In other work, like Ben Riesman’s video installation documenting the artist’s relentless, hypnotic, point-of-view traversing of space, or in Sue Costabile’s video-cum-slide-show, 99 Famous Views on Garage Doors (these two pieces housed in an arresting, atmospheric sort-of-cellar that Kevin Slagle made out of old wood taken from Oakland houses), or Tia Factor’s playful, perspective-shifting paintings of extruded landscapes, one can recognize facets of an environment that are incidental to the degree that the most appropriate observation is simply “hey, there’s Oakland!” And where the city does not announce itself so overtly, one need only resort to the promotional literature to find it, as in Scott Hove’s sculptures made out of rope recycled from Oakland ports, or Suzy Poling’s photographs of “abandoned, decrepit interiors,” as the YBCA press release calls them. It goes on to say that said interiors are “reminiscent of the many unoccupied buildings that lie in disrepair in downtown Oakland.” Reminiscent? Does that mean the images are not actually of those buildings, not of Oakland at all? In any case, this looks like one of those cases of trying to shoehorn an artist’s work to fit a pre-conceived notion of the titular subject matter. Poor Oakland, city of disrepair. I wonder if native Oaklanders would feel the same way about this kind of work that I did about the Made in Detroit series of photographs by Canadian artist Stan Douglas, that struck me as simply recapitulating the same tired old story of white flight/urban blight.

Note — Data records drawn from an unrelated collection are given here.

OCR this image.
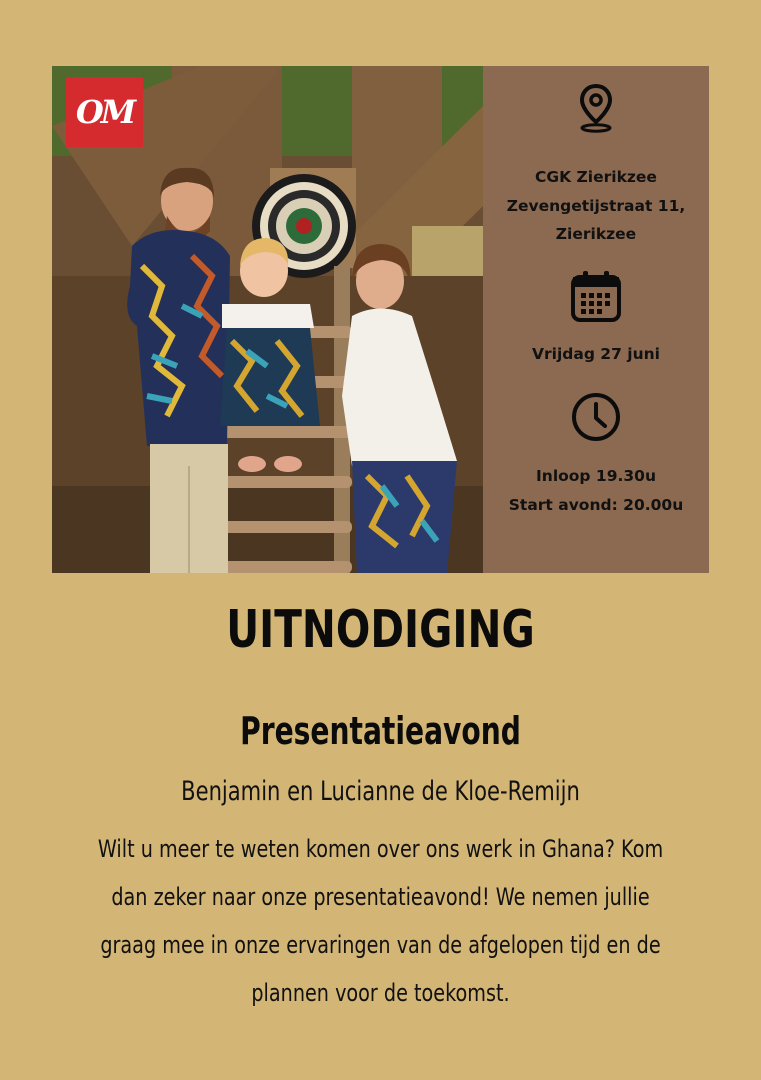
OM
CGK Zierikzee
Zevengetijstraat 11,
Zierikzee
Vrijdag 27 juni
Inloop 19.30u
Start avond: 20.00u
UITNODIGING
Presentatieavond
Benjamin en Lucianne de Kloe-Remijn
Wilt u meer te weten komen over ons werk in Ghana? Kom
dan zeker naar onze presentatieavond! We nemen jullie
graag mee in onze ervaringen van de afgelopen tijd en de
plannen voor de toekomst.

What would have been refreshing and provocative to have seen in these Oakland shows is work that investigates what it means to try to capture a sense of place. The Terada “Entering Vancouver” piece comes to mind again. By representing his home with a literal sign, and an institutional one at that, the Vancouver artist coaxes us to consider what it means to signify, what it means to represent. I found such questions sorely absent from Sampling Oakland and Oakland: East Side Story, whether because so-called “Oakland artists” are not asking them, or because the curators did not include such work. Maybe the boosterism that is one of the motivating forces behind this exercise precludes that kind of potentially destabilizing self-examination. In any case, what I was left with is what I chided my LA friend for overlooking, a diverse collection of art, some of which will resonate, the rest not so much. Isn’t that already on display in any show in San Francisco, Oakland, or the Bay Area in general?